I was connected to Steve Powell, the recommended mental health provider was able to set up a plan where I’d be in a better position to improve my periodontal health. This was quite helpful and I thanked him for his efforts. As I got home, I was struggling with being able to read all the paperwork this mental health provider provided me. I should have asked if they could help improve my focus while reading.
It's a moot point -- my annual physical was just a month away. When I arrived, there was one form I needed to update but unfortunately, I couldn't read the document. I casually mentioned to the staff, that besides any medical challenges, I may need to get the vision reviewed. At the end of the visit, Dr. Kamisky asked if there is anything else I need to mention here. I explained my reading issue and he said, "That's not my specialty," but then recommended both an optometrist or ophthalmologist (which I had no idea of the difference except for both terms beginning with 'Op.')
I felt compelled to write a story about the complexity of the American health complex and for someone who doesn't like to read, ensures that I continue to struggle with science and medicine. So this story, again, dripping in sarcasm, illustrates my challenges with understanding science and medicine and attempt to understand the point of seeing so many specialists for such minor little things on the body.

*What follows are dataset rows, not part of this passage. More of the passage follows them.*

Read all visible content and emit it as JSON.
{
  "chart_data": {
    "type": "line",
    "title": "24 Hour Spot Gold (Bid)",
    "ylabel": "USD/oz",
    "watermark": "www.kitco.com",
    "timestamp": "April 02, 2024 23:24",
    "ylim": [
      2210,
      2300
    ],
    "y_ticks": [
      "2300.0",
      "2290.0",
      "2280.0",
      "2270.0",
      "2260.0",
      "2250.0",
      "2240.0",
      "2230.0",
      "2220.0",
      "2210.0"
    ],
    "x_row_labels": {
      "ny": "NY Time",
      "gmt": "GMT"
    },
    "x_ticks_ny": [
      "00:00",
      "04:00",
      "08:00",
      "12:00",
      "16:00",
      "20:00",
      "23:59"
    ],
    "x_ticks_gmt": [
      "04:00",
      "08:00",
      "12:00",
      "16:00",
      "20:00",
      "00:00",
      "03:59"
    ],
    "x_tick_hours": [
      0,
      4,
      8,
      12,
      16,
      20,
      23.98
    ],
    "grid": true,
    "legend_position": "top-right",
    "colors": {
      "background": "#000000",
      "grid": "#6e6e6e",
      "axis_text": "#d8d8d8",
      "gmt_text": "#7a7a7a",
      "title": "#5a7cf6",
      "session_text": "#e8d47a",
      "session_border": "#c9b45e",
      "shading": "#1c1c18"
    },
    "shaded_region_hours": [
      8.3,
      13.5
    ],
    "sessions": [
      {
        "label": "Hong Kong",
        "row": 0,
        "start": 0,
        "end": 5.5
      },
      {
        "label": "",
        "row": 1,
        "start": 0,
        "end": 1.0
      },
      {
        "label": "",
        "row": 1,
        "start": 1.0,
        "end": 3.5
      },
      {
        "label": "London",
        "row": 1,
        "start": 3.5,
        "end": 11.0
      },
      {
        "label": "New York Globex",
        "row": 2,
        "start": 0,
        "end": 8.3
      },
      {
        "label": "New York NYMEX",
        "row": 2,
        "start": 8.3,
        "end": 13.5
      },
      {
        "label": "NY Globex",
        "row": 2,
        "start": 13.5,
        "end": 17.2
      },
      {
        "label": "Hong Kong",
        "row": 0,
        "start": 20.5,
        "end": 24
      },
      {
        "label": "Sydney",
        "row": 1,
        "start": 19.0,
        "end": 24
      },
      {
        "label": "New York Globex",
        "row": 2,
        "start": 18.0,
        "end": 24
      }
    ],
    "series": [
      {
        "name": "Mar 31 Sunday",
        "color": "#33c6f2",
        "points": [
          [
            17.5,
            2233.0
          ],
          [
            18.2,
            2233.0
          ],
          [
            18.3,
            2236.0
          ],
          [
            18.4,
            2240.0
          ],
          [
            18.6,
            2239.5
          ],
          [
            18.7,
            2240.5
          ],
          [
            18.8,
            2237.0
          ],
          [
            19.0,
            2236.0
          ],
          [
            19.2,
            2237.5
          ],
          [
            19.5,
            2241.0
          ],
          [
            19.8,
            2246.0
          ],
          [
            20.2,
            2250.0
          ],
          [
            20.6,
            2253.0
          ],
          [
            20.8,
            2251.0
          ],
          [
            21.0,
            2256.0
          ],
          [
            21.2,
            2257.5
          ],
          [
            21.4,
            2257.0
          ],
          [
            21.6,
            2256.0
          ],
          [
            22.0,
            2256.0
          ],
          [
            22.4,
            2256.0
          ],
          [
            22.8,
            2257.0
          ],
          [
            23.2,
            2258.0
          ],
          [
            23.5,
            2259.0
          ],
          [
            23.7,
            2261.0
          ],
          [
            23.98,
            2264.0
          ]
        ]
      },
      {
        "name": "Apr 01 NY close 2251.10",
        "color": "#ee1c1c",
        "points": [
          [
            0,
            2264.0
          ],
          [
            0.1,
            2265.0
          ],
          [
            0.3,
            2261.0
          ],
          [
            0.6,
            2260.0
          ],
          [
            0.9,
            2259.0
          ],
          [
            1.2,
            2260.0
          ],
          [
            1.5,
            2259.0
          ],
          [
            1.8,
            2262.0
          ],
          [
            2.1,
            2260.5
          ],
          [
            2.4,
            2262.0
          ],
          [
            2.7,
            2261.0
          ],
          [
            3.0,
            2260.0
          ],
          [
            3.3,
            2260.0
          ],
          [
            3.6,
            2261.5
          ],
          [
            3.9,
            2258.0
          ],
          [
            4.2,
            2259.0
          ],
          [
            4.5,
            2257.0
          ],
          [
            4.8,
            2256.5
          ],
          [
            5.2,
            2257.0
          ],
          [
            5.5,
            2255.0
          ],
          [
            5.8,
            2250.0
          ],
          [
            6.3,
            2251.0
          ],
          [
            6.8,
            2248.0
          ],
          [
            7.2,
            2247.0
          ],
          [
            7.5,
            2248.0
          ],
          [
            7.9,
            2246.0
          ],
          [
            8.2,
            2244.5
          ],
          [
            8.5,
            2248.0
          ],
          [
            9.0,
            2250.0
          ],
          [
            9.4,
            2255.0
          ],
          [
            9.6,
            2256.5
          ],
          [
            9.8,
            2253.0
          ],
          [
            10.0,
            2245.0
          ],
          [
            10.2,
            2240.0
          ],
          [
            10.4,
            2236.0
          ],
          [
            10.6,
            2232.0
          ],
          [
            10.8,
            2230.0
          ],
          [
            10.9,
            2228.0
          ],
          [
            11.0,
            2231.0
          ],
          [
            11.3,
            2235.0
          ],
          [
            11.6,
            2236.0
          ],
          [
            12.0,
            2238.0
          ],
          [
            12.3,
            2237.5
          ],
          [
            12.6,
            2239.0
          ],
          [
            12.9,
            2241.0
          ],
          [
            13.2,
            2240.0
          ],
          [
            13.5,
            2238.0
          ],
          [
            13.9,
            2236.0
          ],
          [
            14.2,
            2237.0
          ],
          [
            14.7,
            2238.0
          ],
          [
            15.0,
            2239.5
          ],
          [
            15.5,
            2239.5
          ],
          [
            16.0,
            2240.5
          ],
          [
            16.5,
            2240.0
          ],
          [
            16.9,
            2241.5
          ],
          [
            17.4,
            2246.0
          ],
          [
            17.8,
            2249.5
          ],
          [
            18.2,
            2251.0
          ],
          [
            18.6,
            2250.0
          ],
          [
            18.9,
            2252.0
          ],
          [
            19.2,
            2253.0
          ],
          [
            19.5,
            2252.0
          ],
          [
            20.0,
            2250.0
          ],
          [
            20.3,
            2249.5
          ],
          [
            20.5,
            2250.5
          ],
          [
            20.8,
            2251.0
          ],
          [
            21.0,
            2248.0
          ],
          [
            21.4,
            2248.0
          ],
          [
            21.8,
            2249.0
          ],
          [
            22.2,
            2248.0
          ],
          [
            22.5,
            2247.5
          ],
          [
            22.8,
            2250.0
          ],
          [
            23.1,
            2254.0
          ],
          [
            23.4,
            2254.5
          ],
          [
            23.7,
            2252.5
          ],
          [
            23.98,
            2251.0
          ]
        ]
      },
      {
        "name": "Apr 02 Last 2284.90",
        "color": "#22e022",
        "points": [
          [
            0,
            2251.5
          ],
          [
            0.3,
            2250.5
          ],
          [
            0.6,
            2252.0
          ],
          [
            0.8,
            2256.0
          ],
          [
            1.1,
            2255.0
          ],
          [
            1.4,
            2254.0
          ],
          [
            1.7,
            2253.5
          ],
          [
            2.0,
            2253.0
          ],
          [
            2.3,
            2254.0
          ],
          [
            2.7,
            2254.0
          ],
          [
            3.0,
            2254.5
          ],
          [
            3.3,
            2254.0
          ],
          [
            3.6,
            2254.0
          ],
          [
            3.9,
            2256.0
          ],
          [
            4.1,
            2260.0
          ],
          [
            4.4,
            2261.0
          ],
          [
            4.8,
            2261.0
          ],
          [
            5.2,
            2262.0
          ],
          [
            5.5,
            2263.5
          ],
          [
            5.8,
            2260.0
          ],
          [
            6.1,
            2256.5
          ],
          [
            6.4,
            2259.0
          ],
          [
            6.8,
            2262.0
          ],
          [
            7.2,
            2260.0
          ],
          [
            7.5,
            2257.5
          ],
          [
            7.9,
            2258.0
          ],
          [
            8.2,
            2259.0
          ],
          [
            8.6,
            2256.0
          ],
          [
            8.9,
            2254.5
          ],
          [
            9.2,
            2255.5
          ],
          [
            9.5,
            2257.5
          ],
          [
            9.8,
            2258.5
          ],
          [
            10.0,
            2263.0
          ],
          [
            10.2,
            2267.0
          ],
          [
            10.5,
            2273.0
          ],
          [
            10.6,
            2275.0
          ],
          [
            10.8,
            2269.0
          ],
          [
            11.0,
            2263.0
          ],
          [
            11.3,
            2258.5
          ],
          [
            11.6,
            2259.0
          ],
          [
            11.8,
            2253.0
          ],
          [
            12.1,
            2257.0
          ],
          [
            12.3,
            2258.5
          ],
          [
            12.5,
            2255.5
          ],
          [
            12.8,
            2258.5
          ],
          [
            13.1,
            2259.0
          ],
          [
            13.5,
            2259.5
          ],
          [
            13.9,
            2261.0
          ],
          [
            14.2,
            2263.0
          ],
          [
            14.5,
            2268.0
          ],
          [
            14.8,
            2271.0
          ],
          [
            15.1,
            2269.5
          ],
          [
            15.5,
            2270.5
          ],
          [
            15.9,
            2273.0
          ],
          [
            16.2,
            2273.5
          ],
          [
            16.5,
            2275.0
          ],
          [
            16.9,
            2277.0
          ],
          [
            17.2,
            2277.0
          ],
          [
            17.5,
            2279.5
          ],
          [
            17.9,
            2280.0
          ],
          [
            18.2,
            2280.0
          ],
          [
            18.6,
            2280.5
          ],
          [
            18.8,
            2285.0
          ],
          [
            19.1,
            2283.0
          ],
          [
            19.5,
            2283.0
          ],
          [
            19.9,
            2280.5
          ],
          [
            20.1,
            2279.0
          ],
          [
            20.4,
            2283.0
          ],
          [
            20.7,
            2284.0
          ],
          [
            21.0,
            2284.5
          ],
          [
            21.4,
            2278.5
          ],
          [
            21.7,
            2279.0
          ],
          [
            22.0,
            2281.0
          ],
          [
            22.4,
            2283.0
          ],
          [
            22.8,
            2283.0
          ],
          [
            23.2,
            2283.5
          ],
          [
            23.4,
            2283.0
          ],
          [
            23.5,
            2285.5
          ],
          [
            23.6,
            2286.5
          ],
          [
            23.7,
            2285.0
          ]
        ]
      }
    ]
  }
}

I feel like a robot sometimes filling out new forms, something that could be done once and then shared by other providers but I'm getting ahead of myself.
I'm a slow learner so it will take a while to connect the dots between which specialists do what things. Different specific ailments might require a specialist. Again, I'm learning the hard way -- I could have simply paid attention during the hard science courses but I took the more frustrating route. All I know is there are so many medical, physical and psychological doctors sometimes offering their special service plan. I don't remember so many visits to the doctor, there weren't so many specialists. Perhaps the fact that I rarely had any interfaces with doctors or hospitals while young may have in some way contributed to my lack of interest in the subject? It's a reach, but that's all I can come up with -- besides my pure stubbornness for much of my youth.